Page 1 of 5 123 ... LastLast
Results 1 to 10 of 50

Thread: memtest+ questions

  1. #1

    Default memtest+ questions

    I installed memtest+ to the bootloader. When I run the test, it stops after about 5 seconds and restarts the computer. I assume this is not good and that it means it is failing big time? I would love a confirmation here.
    I want to rule out the possibility that it is simply just the program not working correctly.


    History:
    I went down this path because I have been trying to debug why my computer is freezing when playing games. I have a ryzen 1700 and a vega 56. I believe that I have ruled out the ryzen bug (relates to c-states and idle times) because it does not ever freeze when idle, only when playing games. Although I have not found a way to monitor the gpu temp, I can see the "tachometer" on it and it never gets above 3 out of 10. And the computer seems to run pretty cool in general, so I think it is not that.

    I then saw people talking about how ram could cause this, so hence the memtest.

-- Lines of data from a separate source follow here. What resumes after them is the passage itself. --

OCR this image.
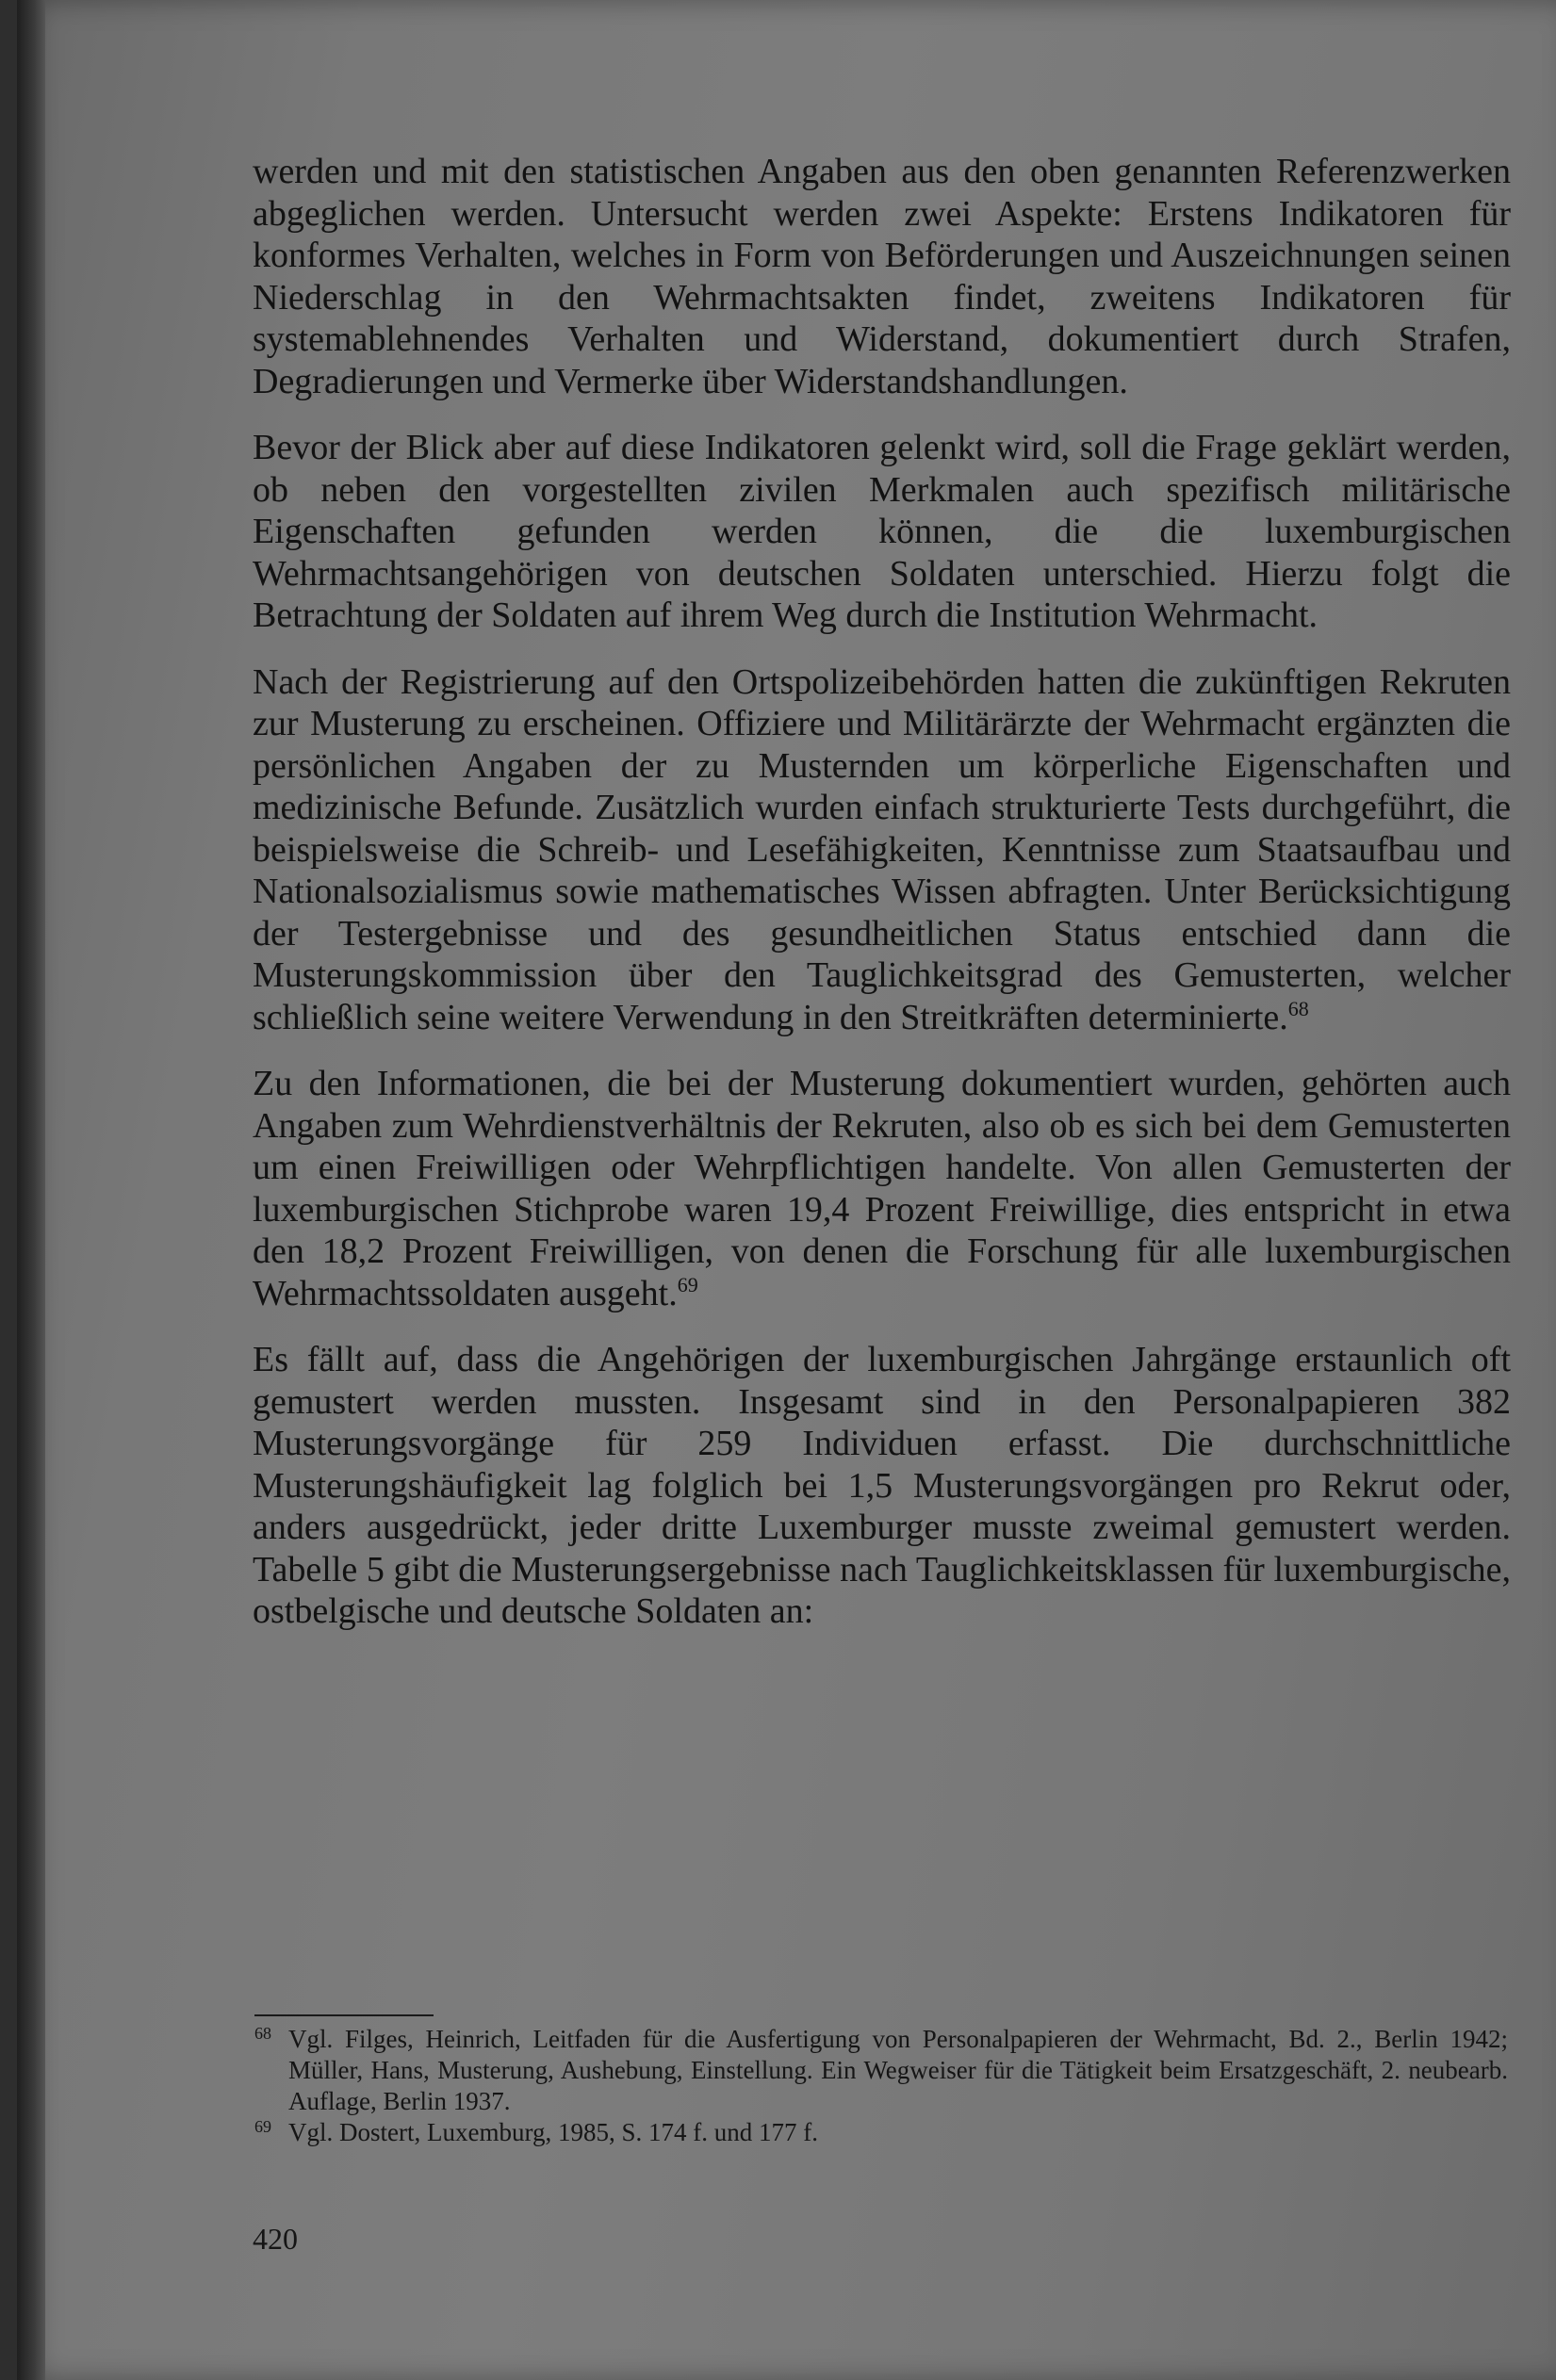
werden und mit den statistischen Angaben aus den oben genannten Referenzwerken abgeglichen werden. Untersucht werden zwei Aspekte: Erstens Indikatoren für konformes Verhalten, welches in Form von Beförderungen und Auszeichnungen seinen Niederschlag in den Wehrmachtsakten findet, zweitens Indikatoren für systemablehnendes Verhalten und Widerstand, dokumentiert durch Strafen, Degradierungen und Vermerke über Widerstandshandlungen.

Bevor der Blick aber auf diese Indikatoren gelenkt wird, soll die Frage geklärt werden, ob neben den vorgestellten zivilen Merkmalen auch spezifisch militärische Eigenschaften gefunden werden können, die die luxemburgischen Wehrmachtsangehörigen von deutschen Soldaten unterschied. Hierzu folgt die Betrachtung der Soldaten auf ihrem Weg durch die Institution Wehrmacht.

Nach der Registrierung auf den Ortspolizeibehörden hatten die zukünftigen Rekruten zur Musterung zu erscheinen. Offiziere und Militärärzte der Wehrmacht ergänzten die persönlichen Angaben der zu Musternden um körperliche Eigenschaften und medizinische Befunde. Zusätzlich wurden einfach strukturierte Tests durchgeführt, die beispielsweise die Schreib- und Lesefähigkeiten, Kenntnisse zum Staatsaufbau und Nationalsozialismus sowie mathematisches Wissen abfragten. Unter Berücksichtigung der Testergebnisse und des gesundheitlichen Status entschied dann die Musterungskommission über den Tauglichkeitsgrad des Gemusterten, welcher schließlich seine weitere Verwendung in den Streitkräften determinierte.$^{68}$

Zu den Informationen, die bei der Musterung dokumentiert wurden, gehörten auch Angaben zum Wehrdienstverhältnis der Rekruten, also ob es sich bei dem Gemusterten um einen Freiwilligen oder Wehrpflichtigen handelte. Von allen Gemusterten der luxemburgischen Stichprobe waren 19,4 Prozent Freiwillige, dies entspricht in etwa den 18,2 Prozent Freiwilligen, von denen die Forschung für alle luxemburgischen Wehrmachtssoldaten ausgeht.$^{69}$

Es fällt auf, dass die Angehörigen der luxemburgischen Jahrgänge erstaunlich oft gemustert werden mussten. Insgesamt sind in den Personalpapieren 382 Musterungsvorgänge für 259 Individuen erfasst. Die durchschnittliche Musterungshäufigkeit lag folglich bei 1,5 Musterungsvorgängen pro Rekrut oder, anders ausgedrückt, jeder dritte Luxemburger musste zweimal gemustert werden. Tabelle 5 gibt die Musterungsergebnisse nach Tauglichkeitsklassen für luxemburgische, ostbelgische und deutsche Soldaten an:

68 Vgl. Filges, Heinrich, Leitfaden für die Ausfertigung von Personalpapieren der Wehrmacht, Bd. 2., Berlin 1942; Müller, Hans, Musterung, Aushebung, Einstellung. Ein Wegweiser für die Tätigkeit beim Ersatzgeschäft, 2. neubearb. Auflage, Berlin 1937.

69 Vgl. Dostert, Luxemburg, 1985, S. 174 f. und 177 f.

420
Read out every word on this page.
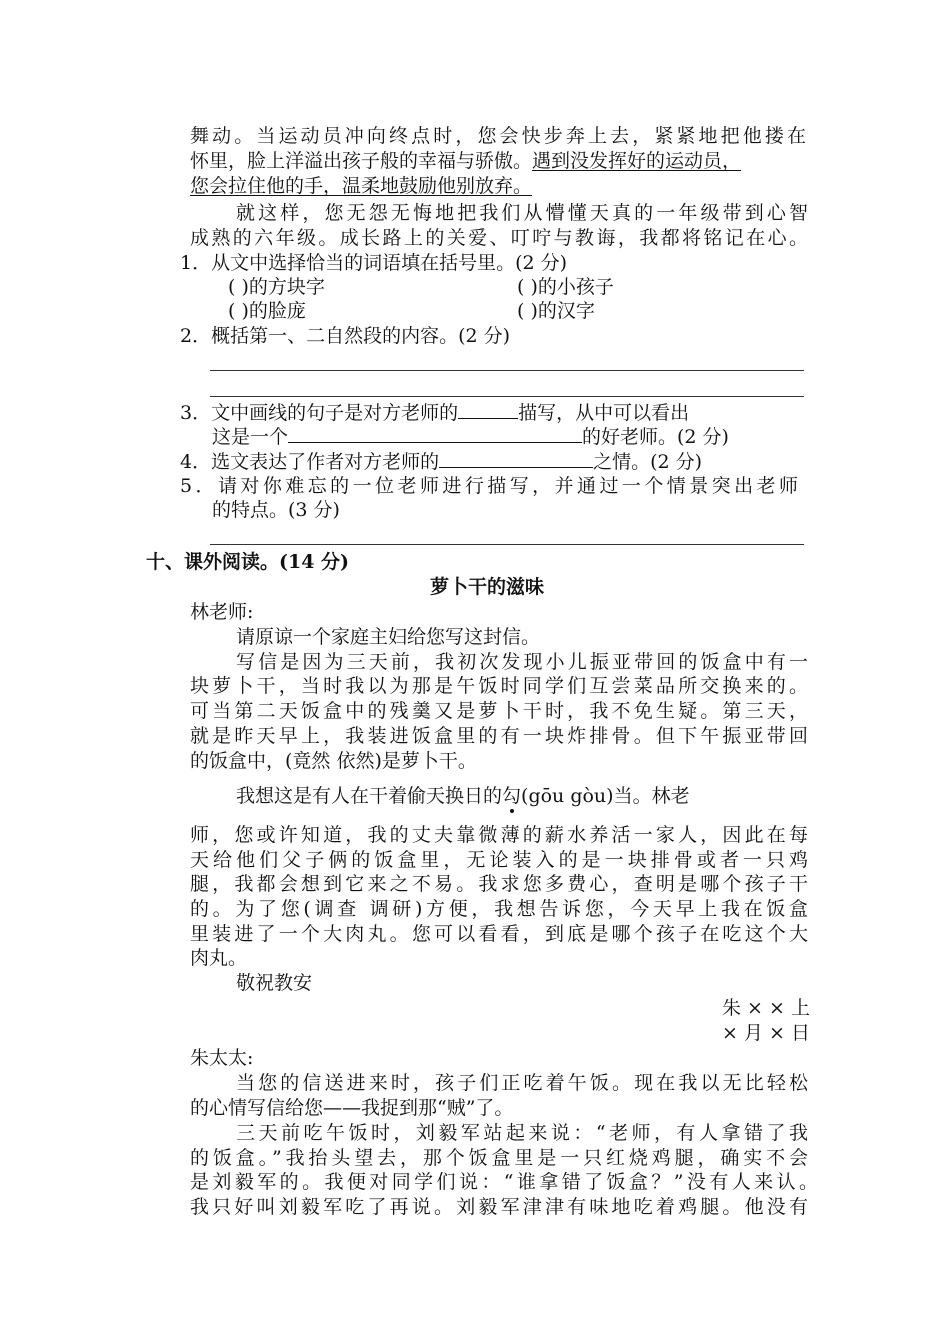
舞动。当运动员冲向终点时，您会快步奔上去，紧紧地把他搂在
怀里，脸上洋溢出孩子般的幸福与骄傲。遇到没发挥好的运动员，
您会拉住他的手，温柔地鼓励他别放弃。
就这样，您无怨无悔地把我们从懵懂天真的一年级带到心智
成熟的六年级。成长路上的关爱、叮咛与教诲，我都将铭记在心。
1．从文中选择恰当的词语填在括号里。(2 分)
( )的方块字	( )的小孩子
( )的脸庞	( )的汉字
2．概括第一、二自然段的内容。(2 分)
3．文中画线的句子是对方老师的	描写，从中可以看出
这是一个	的好老师。(2 分)
4．选文表达了作者对方老师的	之情。(2 分)
5．请对你难忘的一位老师进行描写，并通过一个情景突出老师
的特点。(3 分)
十、课外阅读。(14 分)
萝卜干的滋味
林老师:
请原谅一个家庭主妇给您写这封信。
写信是因为三天前，我初次发现小儿振亚带回的饭盒中有一
块萝卜干，当时我以为那是午饭时同学们互尝菜品所交换来的。
可当第二天饭盒中的残羹又是萝卜干时，我不免生疑。第三天，
就是昨天早上，我装进饭盒里的有一块炸排骨。但下午振亚带回
的饭盒中，(竟然 依然)是萝卜干。
我想这是有人在干着偷天换日的勾(gōu gòu)当。林老
师，您或许知道，我的丈夫靠微薄的薪水养活一家人，因此在每
天给他们父子俩的饭盒里，无论装入的是一块排骨或者一只鸡
腿，我都会想到它来之不易。我求您多费心，查明是哪个孩子干
的。为了您(调查 调研)方便，我想告诉您，今天早上我在饭盒
里装进了一个大肉丸。您可以看看，到底是哪个孩子在吃这个大
肉丸。
敬祝教安
朱 × × 上
× 月 × 日
朱太太:
当您的信送进来时，孩子们正吃着午饭。现在我以无比轻松
的心情写信给您——我捉到那“贼”了。
三天前吃午饭时，刘毅军站起来说：“老师，有人拿错了我
的饭盒。”我抬头望去，那个饭盒里是一只红烧鸡腿，确实不会
是刘毅军的。我便对同学们说：“谁拿错了饭盒？”没有人来认。
我只好叫刘毅军吃了再说。刘毅军津津有味地吃着鸡腿。他没有
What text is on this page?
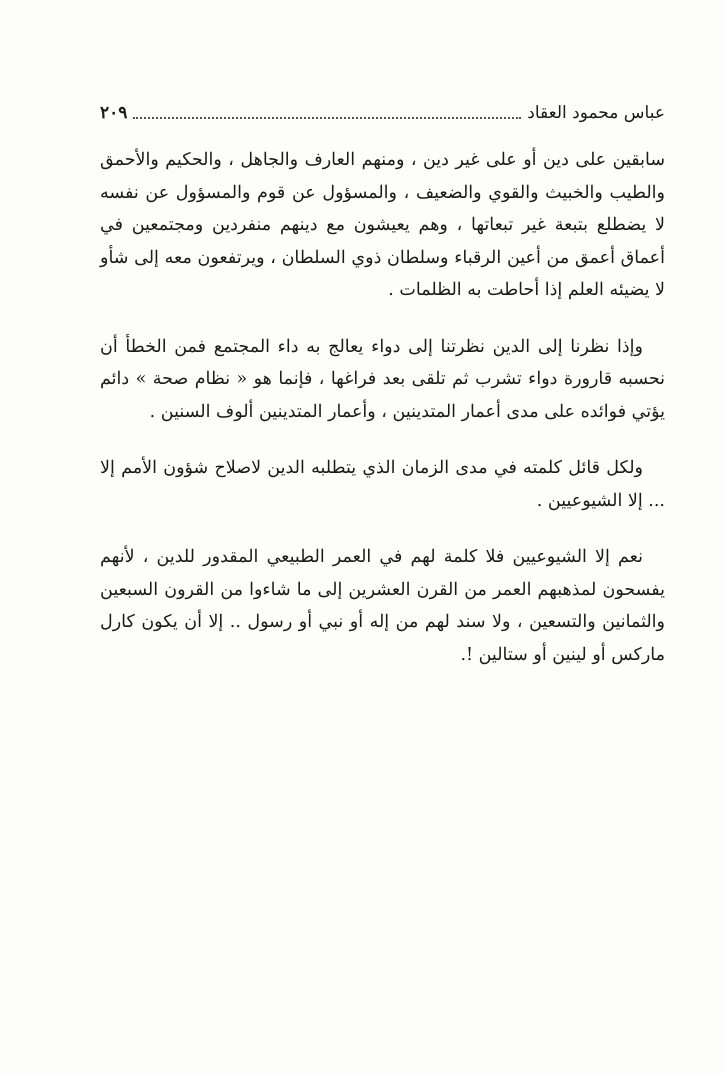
عباس محمود العقاد
٢٠٩

سابقين على دين أو على غير دين ، ومنهم العارف والجاهل ، والحكيم والأحمق والطيب والخبيث والقوي والضعيف ، والمسؤول عن قوم والمسؤول عن نفسه لا يضطلع بتبعة غير تبعاتها ، وهم يعيشون مع دينهم منفردين ومجتمعين في أعماق أعمق من أعين الرقباء وسلطان ذوي السلطان ، ويرتفعون معه إلى شأو لا يضيئه العلم إذا أحاطت به الظلمات .

وإذا نظرنا إلى الدين نظرتنا إلى دواء يعالج به داء المجتمع فمن الخطأ أن نحسبه قارورة دواء تشرب ثم تلقى بعد فراغها ، فإنما هو « نظام صحة » دائم يؤتي فوائده على مدى أعمار المتدينين ، وأعمار المتدينين ألوف السنين .

ولكل قائل كلمته في مدى الزمان الذي يتطلبه الدين لاصلاح شؤون الأمم إلا ... إلا الشيوعيين .

نعم إلا الشيوعيين فلا كلمة لهم في العمر الطبيعي المقدور للدين ، لأنهم يفسحون لمذهبهم العمر من القرن العشرين إلى ما شاءوا من القرون السبعين والثمانين والتسعين ، ولا سند لهم من إله أو نبي أو رسول .. إلا أن يكون كارل ماركس أو لينين أو ستالين !.
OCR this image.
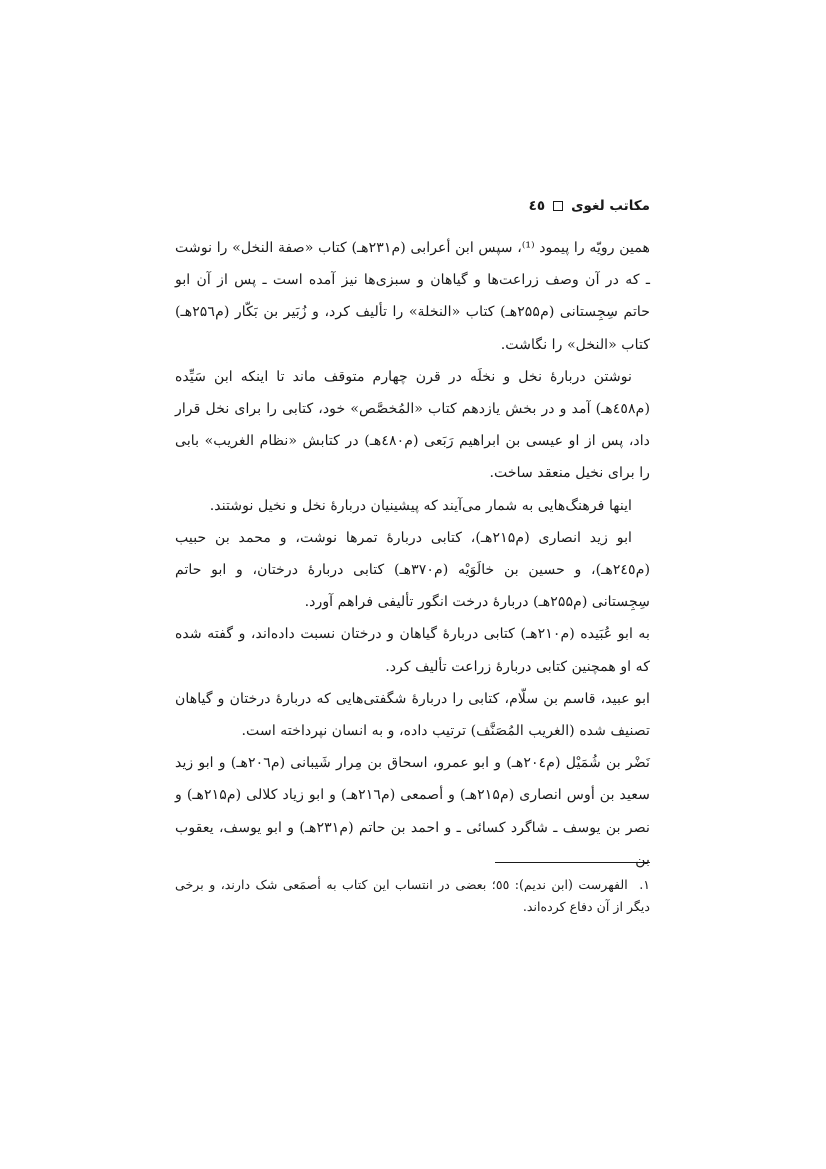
مکاتب لغوی
٤٥

همین رویّه را پیمود ⁽¹⁾، سپس ابن أعرابی (م۲۳۱هـ) کتاب «صفة النخل» را نوشت ـ که در آن وصف زراعت‌ها و گیاهان و سبزی‌ها نیز آمده است ـ پس از آن ابو حاتم سِجِستانی (م۲۵۵هـ) کتاب «النخلة» را تألیف کرد، و زُبَیر بن بَکّار (م۲۵٦هـ) کتاب «النخل» را نگاشت.

نوشتن دربارهٔ نخل و نخلَه در قرن چهارم متوقف ماند تا اینکه ابن سَیِّده (م٤٥٨هـ) آمد و در بخش یازدهم کتاب «المُخصَّص» خود، کتابی را برای نخل قرار داد، پس از او عیسی بن ابراهیم رَبَعی (م٤۸۰هـ) در کتابش «نظام الغریب» بابی را برای نخیل منعقد ساخت.

اینها فرهنگ‌هایی به شمار می‌آیند که پیشینیان دربارهٔ نخل و نخیل نوشتند.

ابو زید انصاری (م۲۱۵هـ)، کتابی دربارهٔ تمرها نوشت، و محمد بن حبیب (م۲٤٥هـ)، و حسین بن خالَوَیْه (م۳۷۰هـ) کتابی دربارهٔ درختان، و ابو حاتم سِجِستانی (م۲۵۵هـ) دربارهٔ درخت انگور تألیفی فراهم آورد.

به ابو عُبَیده (م۲۱۰هـ) کتابی دربارهٔ گیاهان و درختان نسبت داده‌اند، و گفته شده که او همچنین کتابی دربارهٔ زراعت تألیف کرد.

ابو عبید، قاسم بن سلّام، کتابی را دربارهٔ شگفتی‌هایی که دربارهٔ درختان و گیاهان تصنیف شده (الغریب المُصَنَّف) ترتیب داده، و به انسان نپرداخته است.

نَضْر بن شُمَیْل (م۲۰٤هـ) و ابو عمرو، اسحاق بن مِرار شَیبانی (م۲۰٦هـ) و ابو زید سعید بن أوس انصاری (م۲۱۵هـ) و أصمعی (م۲۱٦هـ) و ابو زیاد کلالی (م۲۱۵هـ) و نصر بن یوسف ـ شاگرد کسائی ـ و احمد بن حاتم (م۲۳۱هـ) و ابو یوسف، یعقوب بن

۱. الفهرست (ابن ندیم): ٥٥؛ بعضی در انتساب این کتاب به أصمَعی شک دارند، و برخی دیگر از آن دفاع کرده‌اند.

But, I also found out that there is apparently specific lists of ram that has been tested to work on motherboards (I did not know this was a thing, sadface) and mine is not there. There does appear to be a way in the bios to adjust the voltage going to the ram, but I am a little leery to muck around with that since I don't know what the heck I am doing (people have suggested bumping up to 1.4. It is currently set to 1.2).

    Any help is appreciated.

    BTW: I realize this has nothing to do with opensuse (I even have a new install, and the same behavior was on manjaro). But, I would appreciate any help anyway!

  2. #2
    Join Date
    Jun 2008
    Location
    Podunk
    Posts
    26,497
    Blog Entries
    15

    Default Re: memtest+ questions

    Hi
    Have you tried pulling the RAM sticks and re-inserting? Are they all matched and in the correct slots?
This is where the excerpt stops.